A more urgent problem for veterans, especially those who are ready to transition to employment once again, employable, have cured and are functional, is that PTSD knowledge has reached employers. These employers are discriminating when learning of military history on cvs and have inaccurate beliefs of PTSD sufferers. Employers are now asking questions which are not permitted to be asked relating to mental health. They're passing over battle veterans on the assumption that PTSD may become an issue for them as an employer.

If authorities get their act together and do figure out how to shift the present strategy of treating battle veteran PTSD an awareness media campaign would additionally have to be established -- or motivators to hire span, battle veterans -- to thwart the erroneous blot associated with PTSD.

Families are collateral damage

Lastly, the forgotten in all this is the family behind the veteran. They desire access to government-assisted support in relation to fight veterans. Siblings, parents and spouses want help in how exactly to help their fight veteran that is affected. They desire self-care support. They need access to educational tools to help get their combat veteran back on course in life, towards stability and employment.

Family play a bigger role in helping their loved one back to health than therapists, but they can't do it alone. With an approximate 80% divorce rate for serving employees, the PTSD divorce rate is much greater. Having combat veterans left their family, or vice versa, is not helping the veteran, family, community or market. A snowball effect occurs with far reaching impact.
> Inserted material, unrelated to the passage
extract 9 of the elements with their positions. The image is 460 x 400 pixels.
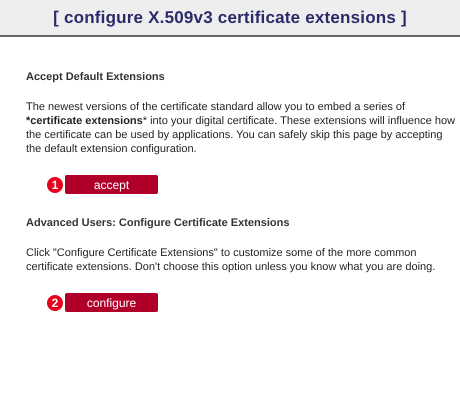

Whether online support structures are in place for schooling, access to free copies of popular PTSD relationship novels, telephone counselling support, even video conferencing and on-line support groups, all of these resources assist assistants to band together, help each other, and help themselves towards helping their veteran.

Judgment

There are some rather big problems that presently are just getting worse. Things need to change as the present strategy is a dismal failure. We have effective treatments available. They just need time, cash and locality enactment for effectiveness: more official resources accessible online, campaigns targeting the stigma of PTSD and use the truth to blanket the myths that propagate the discrimination and maybe even motivators to apply battle veterans.

What can you add towards solving the veteran PTSD crisis? Do you feel there's a bigger problem at play that we haven't mentioned? Please share your ideas and maybe, just maybe, someone that issues might take initiative and implement the change needed to fix the issue.